Physiquement, Albert Moinard ressemblait vaguement à Albert Einstein. Comme le grand homme, il avait les cheveux en bataille, une épaisse moustache et l’air assoupi.

Sa puissance intellectuelle n’était pas aussi élevée que celle de son illustre homonyme, mais il présentait un taux constant d’alcoolémie qui défiait la théorie de la relativité restreinte.

J’avais fait sa connaissance dans des circonstances assez particulières.

Une jeune femme aux nerfs fragiles était venue me trouver pour entamer une procédure de divorce. Son mari, un homme jusque-là droit et attentionné, avait changé du tout au tout dès le lendemain de leur mariage. Il était devenu moins assidu sur le plan sexuel, avait arrêté de travailler et sortait toutes les nuits pour ne rentrer qu’au petit matin dans un état comateux, auréolé de fragrances diverses.

Après une dispute plus âpre que les précédentes, il avait disparu sans demander son reste.

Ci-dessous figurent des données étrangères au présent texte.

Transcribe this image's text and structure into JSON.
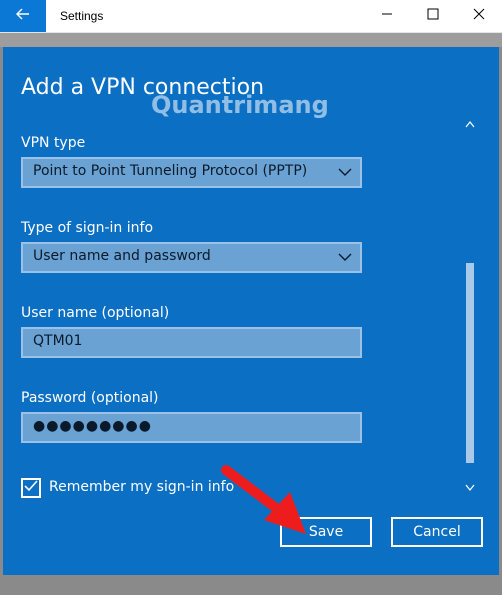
{
  "window": {
    "title": "Settings",
    "accent_color": "#0a78d4"
  },
  "dialog": {
    "title": "Add a VPN connection",
    "background_color": "#0b6fc4",
    "watermark": "Quantrimang",
    "fields": {
      "vpn_type": {
        "label": "VPN type",
        "value": "Point to Point Tunneling Protocol (PPTP)"
      },
      "sign_in_type": {
        "label": "Type of sign-in info",
        "value": "User name and password"
      },
      "username": {
        "label": "User name (optional)",
        "value": "QTM01"
      },
      "password": {
        "label": "Password (optional)",
        "value": "●●●●●●●●●"
      }
    },
    "remember": {
      "label": "Remember my sign-in info",
      "checked": true
    },
    "buttons": {
      "save": "Save",
      "cancel": "Cancel"
    }
  },
  "icons": {
    "back": "back-arrow-icon",
    "minimize": "minimize-icon",
    "maximize": "maximize-icon",
    "close": "close-icon",
    "dropdown": "chevron-down-icon",
    "check": "checkmark-icon"
  }
}
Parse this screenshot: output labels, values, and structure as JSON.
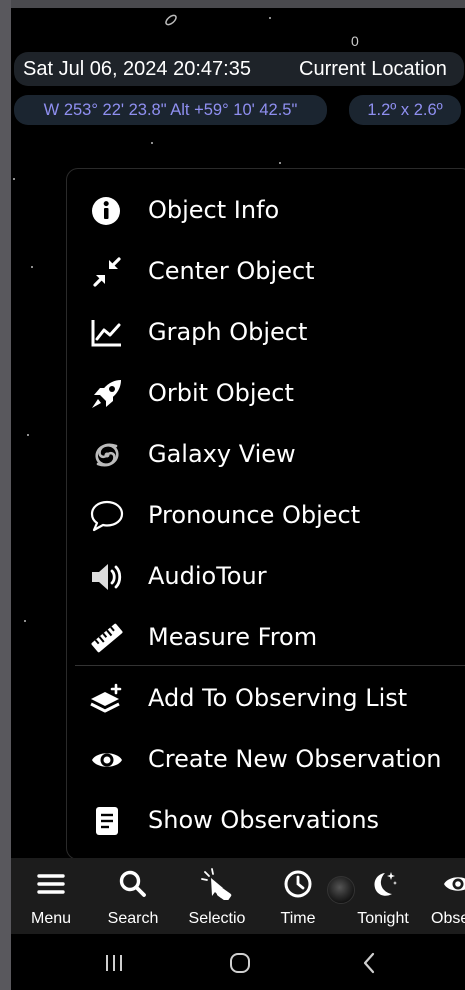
{
  "status": {
    "datetime": "Sat Jul 06, 2024  20:47:35",
    "location": "Current Location"
  },
  "coords": {
    "position": "W 253° 22' 23.8\" Alt +59° 10' 42.5\"",
    "field_of_view": "1.2º x  2.6º"
  },
  "menu": {
    "items": [
      {
        "label": "Object Info",
        "icon": "info-icon"
      },
      {
        "label": "Center Object",
        "icon": "center-arrows-icon"
      },
      {
        "label": "Graph Object",
        "icon": "line-graph-icon"
      },
      {
        "label": "Orbit Object",
        "icon": "rocket-icon"
      },
      {
        "label": "Galaxy View",
        "icon": "galaxy-icon"
      },
      {
        "label": "Pronounce Object",
        "icon": "speech-bubble-icon"
      },
      {
        "label": "AudioTour",
        "icon": "speaker-icon"
      },
      {
        "label": "Measure From",
        "icon": "ruler-icon"
      },
      {
        "label": "Add To Observing List",
        "icon": "layers-add-icon"
      },
      {
        "label": "Create New Observation",
        "icon": "eye-icon"
      },
      {
        "label": "Show Observations",
        "icon": "document-icon"
      }
    ]
  },
  "toolbar": {
    "items": [
      {
        "label": "Menu",
        "icon": "hamburger-icon"
      },
      {
        "label": "Search",
        "icon": "search-icon"
      },
      {
        "label": "Selectio",
        "icon": "pointer-hand-icon"
      },
      {
        "label": "Time",
        "icon": "clock-icon"
      },
      {
        "label": "Tonight",
        "icon": "moon-stars-icon"
      },
      {
        "label": "Obse",
        "icon": "eye-icon"
      }
    ]
  },
  "sky": {
    "labels": [
      "0"
    ]
  },
  "colors": {
    "coord_text": "#8f8ff0",
    "status_bar_bg": "#1e2329",
    "toolbar_bg": "#1c1c1c",
    "menu_bg": "#000000"
  }
}
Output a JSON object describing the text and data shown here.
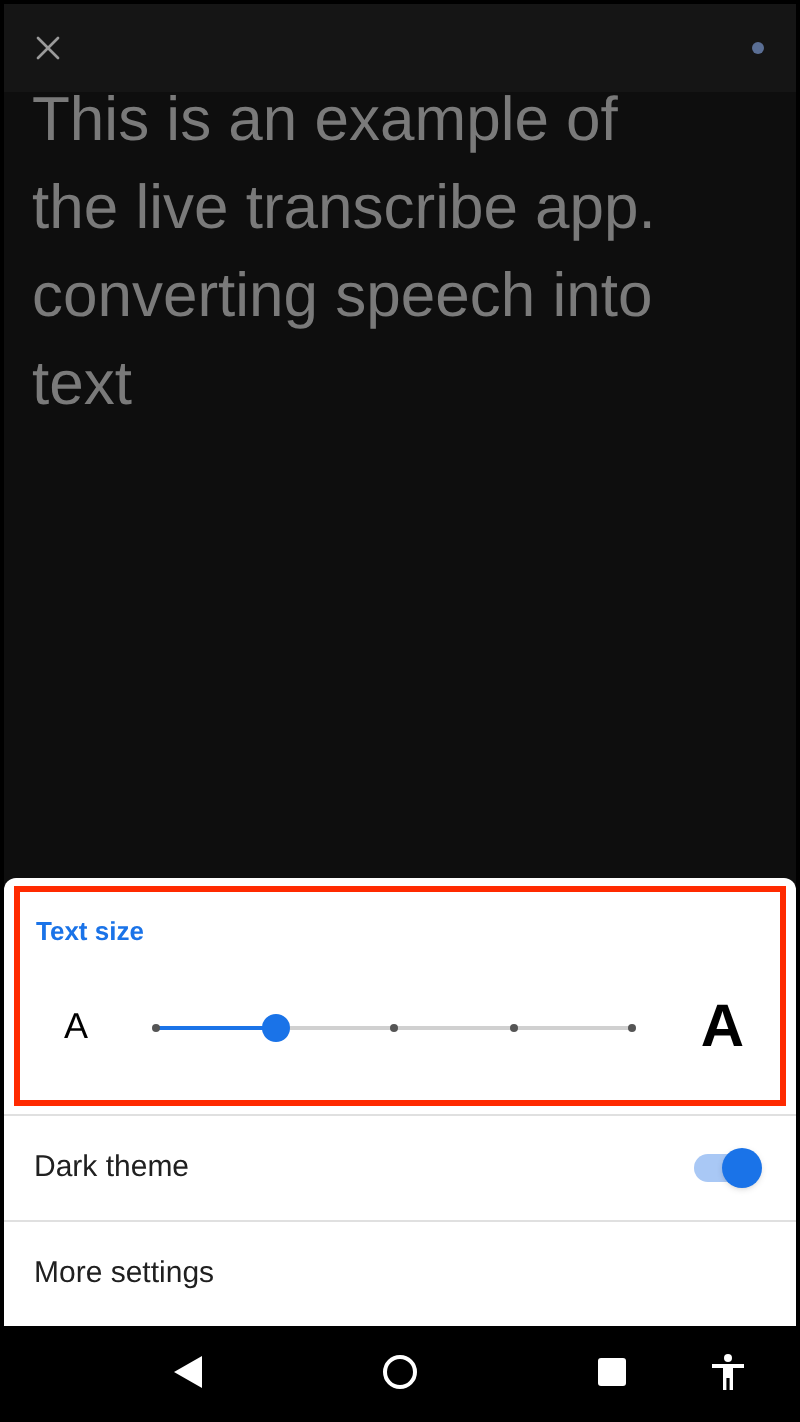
{
  "transcript": {
    "lines": [
      "This is an example of",
      "the live transcribe app.",
      "converting speech into",
      "text"
    ]
  },
  "settings_sheet": {
    "text_size": {
      "title": "Text size",
      "highlighted": true,
      "small_label": "A",
      "large_label": "A",
      "level": 0.25
    },
    "rows": [
      {
        "kind": "toggle",
        "label": "Dark theme",
        "on": true
      },
      {
        "kind": "link",
        "label": "More settings"
      }
    ]
  }
}
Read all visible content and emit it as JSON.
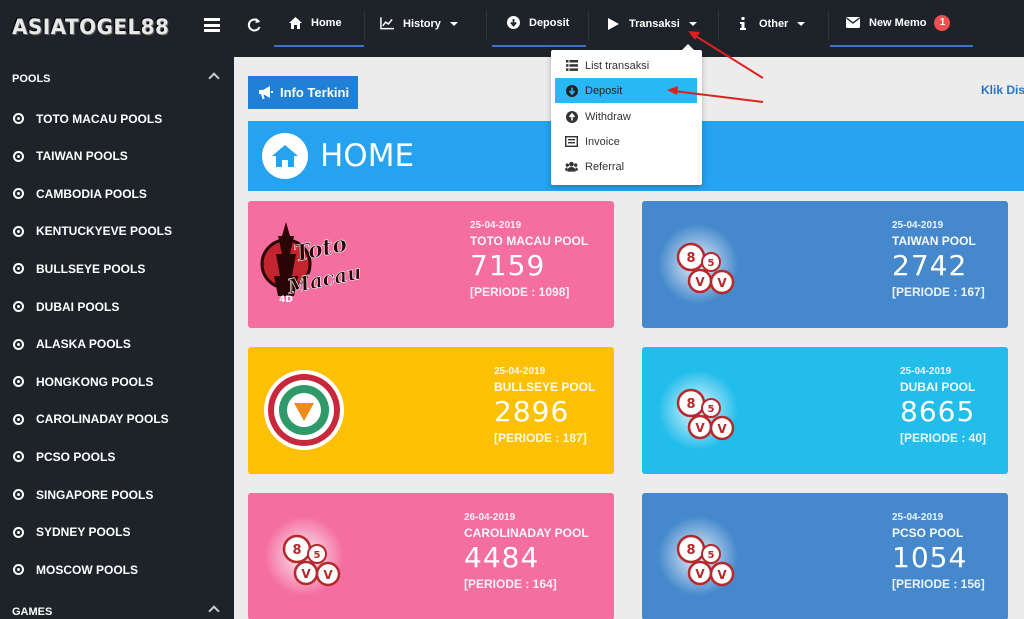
{
  "app": {
    "logo_text": "ASIATOGEL88"
  },
  "nav": {
    "home": "Home",
    "history": "History",
    "deposit": "Deposit",
    "transaksi": "Transaksi",
    "other": "Other",
    "new_memo": "New Memo",
    "memo_count": "1"
  },
  "dropdown": {
    "items": [
      "List transaksi",
      "Deposit",
      "Withdraw",
      "Invoice",
      "Referral"
    ],
    "active": "Deposit"
  },
  "sidebar": {
    "pools_header": "POOLS",
    "games_header": "GAMES",
    "items": [
      "TOTO MACAU POOLS",
      "TAIWAN POOLS",
      "CAMBODIA POOLS",
      "KENTUCKYEVE POOLS",
      "BULLSEYE POOLS",
      "DUBAI POOLS",
      "ALASKA POOLS",
      "HONGKONG POOLS",
      "CAROLINADAY POOLS",
      "PCSO POOLS",
      "SINGAPORE POOLS",
      "SYDNEY POOLS",
      "MOSCOW POOLS"
    ]
  },
  "main": {
    "info_button": "Info Terkini",
    "klik_text": "Klik Dis",
    "home_title": "HOME"
  },
  "cards": [
    {
      "date": "25-04-2019",
      "name": "TOTO MACAU POOL",
      "number": "7159",
      "periode": "[PERIODE : 1098]",
      "color": "#f46ea0",
      "logo": "toto-macau-logo"
    },
    {
      "date": "25-04-2019",
      "name": "TAIWAN POOL",
      "number": "2742",
      "periode": "[PERIODE : 167]",
      "color": "#4589cc",
      "logo": "lottery-balls-icon"
    },
    {
      "date": "25-04-2019",
      "name": "BULLSEYE POOL",
      "number": "2896",
      "periode": "[PERIODE : 187]",
      "color": "#fcc005",
      "logo": "bullseye-logo"
    },
    {
      "date": "25-04-2019",
      "name": "DUBAI POOL",
      "number": "8665",
      "periode": "[PERIODE : 40]",
      "color": "#22bdeb",
      "logo": "lottery-balls-icon"
    },
    {
      "date": "26-04-2019",
      "name": "CAROLINADAY POOL",
      "number": "4484",
      "periode": "[PERIODE : 164]",
      "color": "#f46ea0",
      "logo": "lottery-balls-icon"
    },
    {
      "date": "25-04-2019",
      "name": "PCSO POOL",
      "number": "1054",
      "periode": "[PERIODE : 156]",
      "color": "#4589cc",
      "logo": "lottery-balls-icon"
    }
  ],
  "colors": {
    "topbar": "#1d2329",
    "accent_blue": "#25a2f0",
    "annotation_red": "#e02020"
  }
}
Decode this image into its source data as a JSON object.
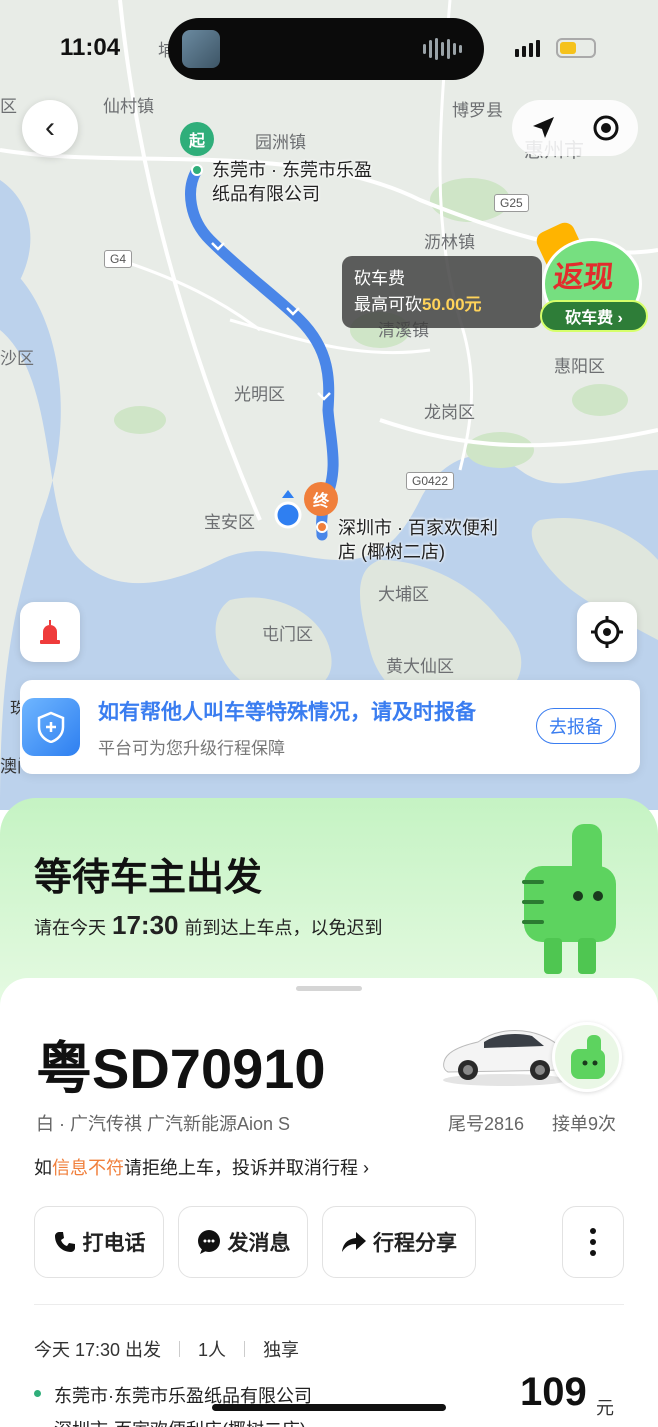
{
  "status_bar": {
    "time": "11:04"
  },
  "map": {
    "places": [
      {
        "name": "仙村镇"
      },
      {
        "name": "园洲镇"
      },
      {
        "name": "博罗县"
      },
      {
        "name": "惠州市"
      },
      {
        "name": "沥林镇"
      },
      {
        "name": "沙区"
      },
      {
        "name": "光明区"
      },
      {
        "name": "清溪镇"
      },
      {
        "name": "惠阳区"
      },
      {
        "name": "龙岗区"
      },
      {
        "name": "宝安区"
      },
      {
        "name": "大埔区"
      },
      {
        "name": "屯门区"
      },
      {
        "name": "黄大仙区"
      },
      {
        "name": "珠"
      },
      {
        "name": "澳门"
      },
      {
        "name": "区"
      },
      {
        "name": "埔"
      }
    ],
    "roads": [
      "G25",
      "G4",
      "G0422"
    ],
    "start_marker": "起",
    "end_marker": "终",
    "start_label": "东莞市 · 东莞市乐盈纸品有限公司",
    "end_label": "深圳市 · 百家欢便利店 (椰树二店)"
  },
  "promo": {
    "line1": "砍车费",
    "line2_prefix": "最高可砍",
    "line2_amount": "50.00元",
    "badge_big": "返现",
    "badge_pill": "砍车费 ›"
  },
  "safety": {
    "title": "如有帮他人叫车等特殊情况，请及时报备",
    "subtitle": "平台可为您升级行程保障",
    "button": "去报备"
  },
  "status_card": {
    "title": "等待车主出发",
    "sub_prefix": "请在今天",
    "time": "17:30",
    "sub_suffix": "前到达上车点，以免迟到"
  },
  "driver": {
    "plate": "粤SD70910",
    "car_desc": "白 · 广汽传祺 广汽新能源Aion S",
    "tail_no": "尾号2816",
    "orders": "接单9次",
    "warn_prefix": "如",
    "warn_highlight": "信息不符",
    "warn_suffix": "请拒绝上车，投诉并取消行程 ›"
  },
  "actions": {
    "call": "打电话",
    "message": "发消息",
    "share": "行程分享"
  },
  "trip": {
    "time": "今天 17:30 出发",
    "people": "1人",
    "type": "独享",
    "from": "东莞市·东莞市乐盈纸品有限公司",
    "to": "深圳市·百家欢便利店(椰树二店)",
    "price": "109",
    "price_unit": "元"
  },
  "colors": {
    "route": "#4a86e8",
    "start": "#2fae7a",
    "end": "#f07f3b",
    "accent_blue": "#3a7df0",
    "highlight": "#f07f3b",
    "status_green": "#c5f3c3"
  }
}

Il ne m’avait fallu que quelques questions anodines pour découvrir qu’il s’agissait d’un mariage de complaisance et que l’homme, une fois sa situation régularisée, était parti vivre sous d’autres cieux ou avait fait venir son épouse officielle et ses vingt-trois enfants en Belgique.

J’avais déposé une demande d’annulation du mariage et proposé de poursuivre l’homme pour abandon de domicile conjugal et abus de confiance en exigeant qu’on lui retire sa nationalité belge. La démarche, hasardeuse, visait avant tout à mettre du baume au cœur de l’épouse meurtrie.

Nous avions alors constaté que l’homme n’existait pas, tout au moins que l’on ne trouvait nulle trace de son passage sur terre avant son mariage.

J’avais mis Sac à main sur l’affaire.

Il avait mené une enquête et remonté une filière de faux papiers qui l’avait mené chez Albert Moinard, un vendeur de photocopieuses de seconde main.

L’homme avait mis au point une combine qui lui permettait de rentabiliser ses heures perdues. Dans un premier temps, il procurait de faux papiers aux candidats à l’immigration. Il leur confectionnait un permis de conduire équatorien, un passeport namibien ou un acte de naissance zoulou en prenant soin de leur attribuer un patronyme dont l’orthographe était proche de leur véritable identité, sauf que les o devenaient des c, les h des b, les i des l, les l des k ou des f.

Peu de temps après leur mariage, les intéressés perdaient inopinément les papiers qu’ils venaient d’obtenir grâce à leur union avec une citoyenne belge. Ils déclaraient aussitôt la perte de ceux-ci et remplissaient une nouvelle demande de carte d’identité.

Pour prouver qu’ils étaient bien la personne qu’ils prétendaient être, ils présentaient d’authentiques pièces d’identité de leur vie antérieure, assorties d’une facture de téléphone ou d’électricité, concoctée par Albert, sur laquelle était reprise l’adresse de leur domicile en Belgique.